I think it created a wrong impression that the Go scheduler was revolutionary or best-in-class. It never was. The groundbreaking thing that Go did is to optimize the entire language for highly concurrent I/O-bound workloads. That, along with a sane (i.e. non-callback-based) asynchronous model and great PR from being a Google language helped Go popularize asynchronous programming.
But I wouldn't say it is unmatched by any mainstream language nowadays. Java has low-latency GC nowadays and it's working on it's own Go-like coroutine implementation (Project Loom). But all mainstream JVM languages (Kotlin, Scala and Clojure) already have their own M:N schedulers.
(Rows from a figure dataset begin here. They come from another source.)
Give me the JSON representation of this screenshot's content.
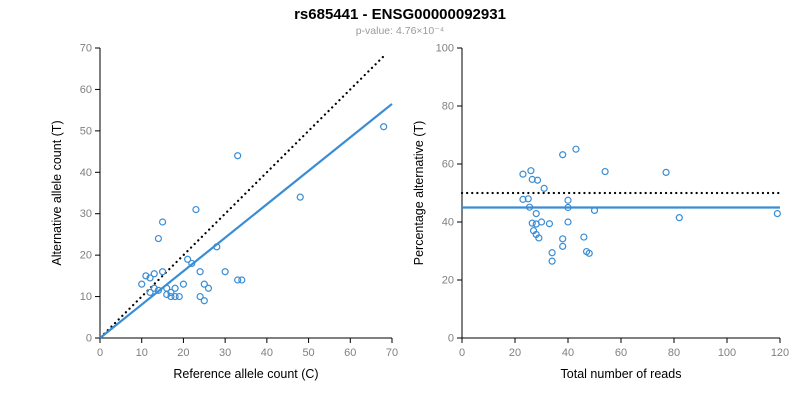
{
  "header": {
    "title": "rs685441 - ENSG00000092931",
    "subtitle": "p-value: 4.76×10⁻⁴"
  },
  "colors": {
    "point": "#3a8dd4",
    "regression": "#3a8dd4",
    "identity": "#000000",
    "tick_label": "#808080",
    "axis_label": "#000000"
  },
  "chart_data": [
    {
      "name": "allele-count-scatter",
      "type": "scatter",
      "xlabel": "Reference allele count (C)",
      "ylabel": "Alternative allele count (T)",
      "xlim": [
        0,
        70
      ],
      "ylim": [
        0,
        70
      ],
      "xticks": [
        0,
        10,
        20,
        30,
        40,
        50,
        60,
        70
      ],
      "yticks": [
        0,
        10,
        20,
        30,
        40,
        50,
        60,
        70
      ],
      "grid": false,
      "points": [
        [
          10,
          13
        ],
        [
          11,
          15
        ],
        [
          12,
          14.5
        ],
        [
          13,
          15.5
        ],
        [
          12,
          11
        ],
        [
          13,
          12
        ],
        [
          14,
          11.5
        ],
        [
          14,
          24
        ],
        [
          15,
          28
        ],
        [
          15,
          16
        ],
        [
          16,
          12
        ],
        [
          16,
          10.5
        ],
        [
          17,
          10
        ],
        [
          17,
          11
        ],
        [
          18,
          10
        ],
        [
          18,
          12
        ],
        [
          19,
          10
        ],
        [
          20,
          13
        ],
        [
          21,
          19
        ],
        [
          22,
          18
        ],
        [
          23,
          31
        ],
        [
          24,
          16
        ],
        [
          24,
          10
        ],
        [
          25,
          13
        ],
        [
          25,
          9
        ],
        [
          26,
          12
        ],
        [
          28,
          22
        ],
        [
          30,
          16
        ],
        [
          33,
          44
        ],
        [
          33,
          14
        ],
        [
          34,
          14
        ],
        [
          48,
          34
        ],
        [
          68,
          51
        ]
      ],
      "lines": [
        {
          "name": "identity-line",
          "style": "dotted",
          "color": "#000000",
          "x": [
            1,
            68
          ],
          "y": [
            1,
            68
          ]
        },
        {
          "name": "regression-line",
          "style": "solid",
          "color": "#3a8dd4",
          "x": [
            0,
            70
          ],
          "y": [
            0,
            56.5
          ]
        }
      ]
    },
    {
      "name": "percentage-alternative-scatter",
      "type": "scatter",
      "xlabel": "Total number of reads",
      "ylabel": "Percentage alternative (T)",
      "xlim": [
        0,
        120
      ],
      "ylim": [
        0,
        100
      ],
      "xticks": [
        0,
        20,
        40,
        60,
        80,
        100,
        120
      ],
      "yticks": [
        0,
        20,
        40,
        60,
        80,
        100
      ],
      "grid": false,
      "points": [
        [
          23,
          56.5
        ],
        [
          26,
          57.7
        ],
        [
          26.5,
          54.7
        ],
        [
          28.5,
          54.4
        ],
        [
          23,
          47.8
        ],
        [
          25,
          48
        ],
        [
          25.5,
          45.1
        ],
        [
          38,
          63.2
        ],
        [
          43,
          65.1
        ],
        [
          31,
          51.6
        ],
        [
          28,
          42.9
        ],
        [
          26.5,
          39.6
        ],
        [
          27,
          37
        ],
        [
          28,
          39.3
        ],
        [
          28,
          35.7
        ],
        [
          30,
          40
        ],
        [
          29,
          34.5
        ],
        [
          33,
          39.4
        ],
        [
          40,
          47.5
        ],
        [
          40,
          45
        ],
        [
          54,
          57.4
        ],
        [
          40,
          40
        ],
        [
          34,
          29.4
        ],
        [
          38,
          34.2
        ],
        [
          34,
          26.5
        ],
        [
          38,
          31.6
        ],
        [
          50,
          44
        ],
        [
          46,
          34.8
        ],
        [
          77,
          57.1
        ],
        [
          47,
          29.8
        ],
        [
          48,
          29.2
        ],
        [
          82,
          41.5
        ],
        [
          119,
          42.9
        ]
      ],
      "lines": [
        {
          "name": "expected-50pct-line",
          "style": "dotted",
          "color": "#000000",
          "x": [
            0,
            120
          ],
          "y": [
            50,
            50
          ]
        },
        {
          "name": "mean-percentage-line",
          "style": "solid",
          "color": "#3a8dd4",
          "x": [
            0,
            120
          ],
          "y": [
            45,
            45
          ]
        }
      ]
    }
  ]
}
Rust, in the meantime, is strictly more performant than Go: It's using state-machine based stackless coroutines, which emulate the way that manual asynchronous implementations (like Nginx) are done in C. You can't get more efficient than that. Not to mention that Rust doesn't have a GC and features more aggressive compiler optimizations.
[1] IIRC, initial stack sizes has changed between 2k-8k during the language lifetime, and the stack resizing mechanism has changed as well.